Mick sounds as if he had more fun recording this number than since I don’t know when, kicking off the marvelous sax, bass, and guitar break with a sizzling “All reeeet!,” ending it all with his out-of-breath shout “now woooh!” Hero producer Jimmy Miller has it just right for Bill Wyman, bringing the bass up for the choruses to fill in all the gaps. And the lyrics fit Ethan Russel’s sneaky color photo on the single’s cover: “I laid a/ dee-vor-say/ in New York City/ Bomp ba-da…’ A Stones classic.
The flip side is simply the other side of the Rolling Stones: from the cheap pubs of “Spider and the Fly” and the barrooms of Memphis Mick threads his way up the ladder of the upper class, back to the girls of “The 19th Nervous Breakdown” and “Play With Fire” in their mansions in St.

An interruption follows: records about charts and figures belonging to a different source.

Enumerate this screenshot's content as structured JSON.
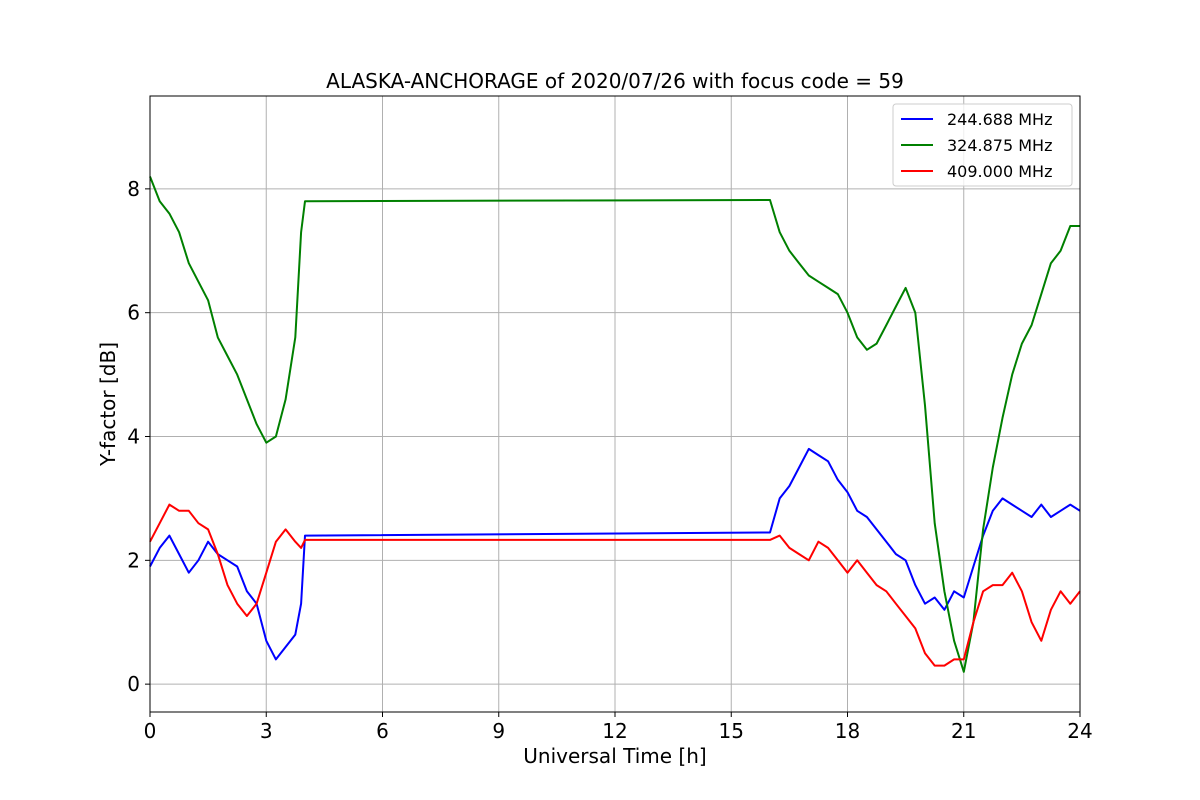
{
  "chart_data": {
    "type": "line",
    "title": "ALASKA-ANCHORAGE of 2020/07/26 with focus code = 59",
    "xlabel": "Universal Time [h]",
    "ylabel": "Y-factor [dB]",
    "xlim": [
      0,
      24
    ],
    "ylim": [
      -0.45,
      9.5
    ],
    "xticks": [
      0,
      3,
      6,
      9,
      12,
      15,
      18,
      21,
      24
    ],
    "yticks": [
      0,
      2,
      4,
      6,
      8
    ],
    "grid": true,
    "legend_position": "top-right",
    "series": [
      {
        "name": "244.688 MHz",
        "color": "#0000ff",
        "x": [
          0,
          0.25,
          0.5,
          0.75,
          1.0,
          1.25,
          1.5,
          1.75,
          2.0,
          2.25,
          2.5,
          2.75,
          3.0,
          3.25,
          3.5,
          3.75,
          3.9,
          4.0,
          16.0,
          16.25,
          16.5,
          16.75,
          17.0,
          17.25,
          17.5,
          17.75,
          18.0,
          18.25,
          18.5,
          18.75,
          19.0,
          19.25,
          19.5,
          19.75,
          20.0,
          20.25,
          20.5,
          20.75,
          21.0,
          21.25,
          21.5,
          21.75,
          22.0,
          22.25,
          22.5,
          22.75,
          23.0,
          23.25,
          23.5,
          23.75,
          24.0
        ],
        "values": [
          1.9,
          2.2,
          2.4,
          2.1,
          1.8,
          2.0,
          2.3,
          2.1,
          2.0,
          1.9,
          1.5,
          1.3,
          0.7,
          0.4,
          0.6,
          0.8,
          1.3,
          2.4,
          2.45,
          3.0,
          3.2,
          3.5,
          3.8,
          3.7,
          3.6,
          3.3,
          3.1,
          2.8,
          2.7,
          2.5,
          2.3,
          2.1,
          2.0,
          1.6,
          1.3,
          1.4,
          1.2,
          1.5,
          1.4,
          1.9,
          2.4,
          2.8,
          3.0,
          2.9,
          2.8,
          2.7,
          2.9,
          2.7,
          2.8,
          2.9,
          2.8
        ]
      },
      {
        "name": "324.875 MHz",
        "color": "#008000",
        "x": [
          0,
          0.25,
          0.5,
          0.75,
          1.0,
          1.25,
          1.5,
          1.75,
          2.0,
          2.25,
          2.5,
          2.75,
          3.0,
          3.25,
          3.5,
          3.75,
          3.9,
          4.0,
          16.0,
          16.25,
          16.5,
          16.75,
          17.0,
          17.25,
          17.5,
          17.75,
          18.0,
          18.25,
          18.5,
          18.75,
          19.0,
          19.25,
          19.5,
          19.75,
          20.0,
          20.25,
          20.5,
          20.75,
          21.0,
          21.25,
          21.5,
          21.75,
          22.0,
          22.25,
          22.5,
          22.75,
          23.0,
          23.25,
          23.5,
          23.75,
          24.0
        ],
        "values": [
          8.2,
          7.8,
          7.6,
          7.3,
          6.8,
          6.5,
          6.2,
          5.6,
          5.3,
          5.0,
          4.6,
          4.2,
          3.9,
          4.0,
          4.6,
          5.6,
          7.3,
          7.8,
          7.82,
          7.3,
          7.0,
          6.8,
          6.6,
          6.5,
          6.4,
          6.3,
          6.0,
          5.6,
          5.4,
          5.5,
          5.8,
          6.1,
          6.4,
          6.0,
          4.5,
          2.6,
          1.5,
          0.7,
          0.2,
          1.0,
          2.5,
          3.5,
          4.3,
          5.0,
          5.5,
          5.8,
          6.3,
          6.8,
          7.0,
          7.4,
          7.4
        ]
      },
      {
        "name": "409.000 MHz",
        "color": "#ff0000",
        "x": [
          0,
          0.25,
          0.5,
          0.75,
          1.0,
          1.25,
          1.5,
          1.75,
          2.0,
          2.25,
          2.5,
          2.75,
          3.0,
          3.25,
          3.5,
          3.75,
          3.9,
          4.0,
          16.0,
          16.25,
          16.5,
          16.75,
          17.0,
          17.25,
          17.5,
          17.75,
          18.0,
          18.25,
          18.5,
          18.75,
          19.0,
          19.25,
          19.5,
          19.75,
          20.0,
          20.25,
          20.5,
          20.75,
          21.0,
          21.25,
          21.5,
          21.75,
          22.0,
          22.25,
          22.5,
          22.75,
          23.0,
          23.25,
          23.5,
          23.75,
          24.0
        ],
        "values": [
          2.3,
          2.6,
          2.9,
          2.8,
          2.8,
          2.6,
          2.5,
          2.1,
          1.6,
          1.3,
          1.1,
          1.3,
          1.8,
          2.3,
          2.5,
          2.3,
          2.2,
          2.33,
          2.33,
          2.4,
          2.2,
          2.1,
          2.0,
          2.3,
          2.2,
          2.0,
          1.8,
          2.0,
          1.8,
          1.6,
          1.5,
          1.3,
          1.1,
          0.9,
          0.5,
          0.3,
          0.3,
          0.4,
          0.4,
          1.0,
          1.5,
          1.6,
          1.6,
          1.8,
          1.5,
          1.0,
          0.7,
          1.2,
          1.5,
          1.3,
          1.5
        ]
      }
    ]
  }
}
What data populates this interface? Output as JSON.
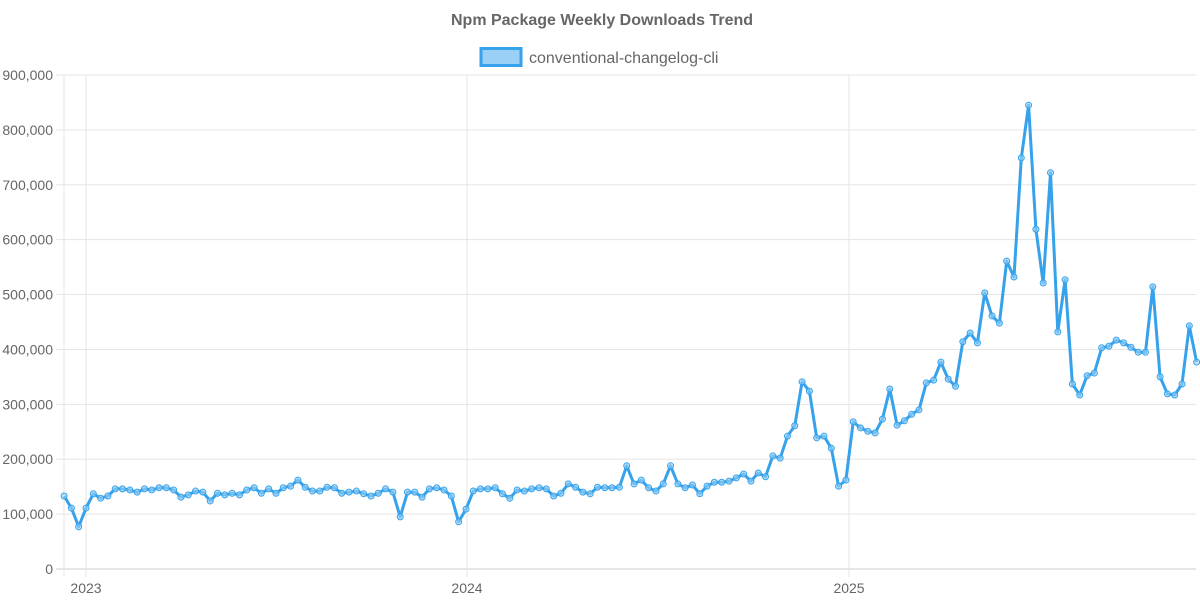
{
  "chart_data": {
    "type": "line",
    "title": "Npm Package Weekly Downloads Trend",
    "xlabel": "",
    "ylabel": "",
    "ylim": [
      0,
      900000
    ],
    "yticks": [
      "0",
      "100,000",
      "200,000",
      "300,000",
      "400,000",
      "500,000",
      "600,000",
      "700,000",
      "800,000",
      "900,000"
    ],
    "xticks": [
      {
        "label": "2023",
        "date": "2023-01-01"
      },
      {
        "label": "2024",
        "date": "2024-01-01"
      },
      {
        "label": "2025",
        "date": "2025-01-01"
      }
    ],
    "grid": true,
    "legend_position": "top",
    "colors": {
      "line": "#36a2eb",
      "fill": "#9ad0f5",
      "grid": "#e5e5e5",
      "text": "#666666"
    },
    "x": [
      "2022-12-11",
      "2022-12-18",
      "2022-12-25",
      "2023-01-01",
      "2023-01-08",
      "2023-01-15",
      "2023-01-22",
      "2023-01-29",
      "2023-02-05",
      "2023-02-12",
      "2023-02-19",
      "2023-02-26",
      "2023-03-05",
      "2023-03-12",
      "2023-03-19",
      "2023-03-26",
      "2023-04-02",
      "2023-04-09",
      "2023-04-16",
      "2023-04-23",
      "2023-04-30",
      "2023-05-07",
      "2023-05-14",
      "2023-05-21",
      "2023-05-28",
      "2023-06-04",
      "2023-06-11",
      "2023-06-18",
      "2023-06-25",
      "2023-07-02",
      "2023-07-09",
      "2023-07-16",
      "2023-07-23",
      "2023-07-30",
      "2023-08-06",
      "2023-08-13",
      "2023-08-20",
      "2023-08-27",
      "2023-09-03",
      "2023-09-10",
      "2023-09-17",
      "2023-09-24",
      "2023-10-01",
      "2023-10-08",
      "2023-10-15",
      "2023-10-22",
      "2023-10-29",
      "2023-11-05",
      "2023-11-12",
      "2023-11-19",
      "2023-11-26",
      "2023-12-03",
      "2023-12-10",
      "2023-12-17",
      "2023-12-24",
      "2023-12-31",
      "2024-01-07",
      "2024-01-14",
      "2024-01-21",
      "2024-01-28",
      "2024-02-04",
      "2024-02-11",
      "2024-02-18",
      "2024-02-25",
      "2024-03-03",
      "2024-03-10",
      "2024-03-17",
      "2024-03-24",
      "2024-03-31",
      "2024-04-07",
      "2024-04-14",
      "2024-04-21",
      "2024-04-28",
      "2024-05-05",
      "2024-05-12",
      "2024-05-19",
      "2024-05-26",
      "2024-06-02",
      "2024-06-09",
      "2024-06-16",
      "2024-06-23",
      "2024-06-30",
      "2024-07-07",
      "2024-07-14",
      "2024-07-21",
      "2024-07-28",
      "2024-08-04",
      "2024-08-11",
      "2024-08-18",
      "2024-08-25",
      "2024-09-01",
      "2024-09-08",
      "2024-09-15",
      "2024-09-22",
      "2024-09-29",
      "2024-10-06",
      "2024-10-13",
      "2024-10-20",
      "2024-10-27",
      "2024-11-03",
      "2024-11-10",
      "2024-11-17",
      "2024-11-24",
      "2024-12-01",
      "2024-12-08",
      "2024-12-15",
      "2024-12-22",
      "2024-12-29",
      "2025-01-05",
      "2025-01-12",
      "2025-01-19",
      "2025-01-26",
      "2025-02-02",
      "2025-02-09",
      "2025-02-16",
      "2025-02-23",
      "2025-03-02",
      "2025-03-09",
      "2025-03-16",
      "2025-03-23",
      "2025-03-30",
      "2025-04-06",
      "2025-04-13",
      "2025-04-20",
      "2025-04-27",
      "2025-05-04",
      "2025-05-11",
      "2025-05-18",
      "2025-05-25",
      "2025-06-01",
      "2025-06-08",
      "2025-06-15",
      "2025-06-22",
      "2025-06-29",
      "2025-07-06",
      "2025-07-13",
      "2025-07-20",
      "2025-07-27",
      "2025-08-03",
      "2025-08-10",
      "2025-08-17",
      "2025-08-24",
      "2025-08-31",
      "2025-09-07",
      "2025-09-14",
      "2025-09-21",
      "2025-09-28",
      "2025-10-05",
      "2025-10-12",
      "2025-10-19",
      "2025-10-26",
      "2025-11-02",
      "2025-11-09",
      "2025-11-16",
      "2025-11-23",
      "2025-11-30"
    ],
    "series": [
      {
        "name": "conventional-changelog-cli",
        "values": [
          133000,
          111000,
          77000,
          111000,
          137000,
          129000,
          133000,
          146000,
          146000,
          144000,
          140000,
          146000,
          144000,
          148000,
          148000,
          144000,
          131000,
          135000,
          142000,
          140000,
          124000,
          138000,
          135000,
          138000,
          135000,
          144000,
          148000,
          138000,
          146000,
          138000,
          148000,
          151000,
          162000,
          149000,
          142000,
          142000,
          149000,
          148000,
          138000,
          140000,
          142000,
          137000,
          133000,
          138000,
          146000,
          140000,
          95000,
          140000,
          140000,
          131000,
          146000,
          148000,
          144000,
          133000,
          86000,
          109000,
          142000,
          146000,
          146000,
          148000,
          137000,
          129000,
          144000,
          142000,
          146000,
          148000,
          146000,
          133000,
          138000,
          155000,
          149000,
          140000,
          137000,
          149000,
          148000,
          148000,
          149000,
          188000,
          155000,
          162000,
          148000,
          142000,
          155000,
          188000,
          155000,
          148000,
          153000,
          137000,
          151000,
          158000,
          158000,
          160000,
          166000,
          173000,
          160000,
          175000,
          168000,
          206000,
          202000,
          242000,
          261000,
          341000,
          324000,
          239000,
          242000,
          220000,
          151000,
          162000,
          268000,
          257000,
          251000,
          248000,
          273000,
          328000,
          262000,
          270000,
          282000,
          290000,
          339000,
          344000,
          377000,
          346000,
          333000,
          414000,
          430000,
          412000,
          503000,
          461000,
          448000,
          561000,
          532000,
          749000,
          845000,
          619000,
          521000,
          722000,
          432000,
          527000,
          337000,
          317000,
          352000,
          357000,
          403000,
          406000,
          417000,
          412000,
          404000,
          395000,
          395000,
          514000,
          350000,
          319000,
          317000,
          337000,
          443000,
          377000
        ]
      }
    ]
  }
}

Johns Wood, Hampstead, and Chelsea. Slow notes on the guitar and the moaning of a french horn lead into a melancholy story in which no sympathy is wasted on anyone: “You can’t always get what you want… Oh, no, you can’t always get what you want… you can’t always get what you want … But if you try sometimes, you might find… that you get what you need.” The arrangement of this masterful tale of decadence is very reminiscent of Traffic, the chorus seemingly a marriage of “Feelin’ Alright?” and the best riffs from “Smiling Phases.” Al Kooper sits in on piano and organ, and comes up with his best music since Blonde on Blonde. For a man who’s been put down a great deal lately–if for good reason–Kooper shows that when discipline is imposed the fruits of his imagination are as good as they come.
We really couldn’t ask for more–the life and times of the Rolling Stones on one little record, and a cover picture that says it just as well as the music. Buy it, lay it on your stereo and hang it on your wall. It’ll look good there.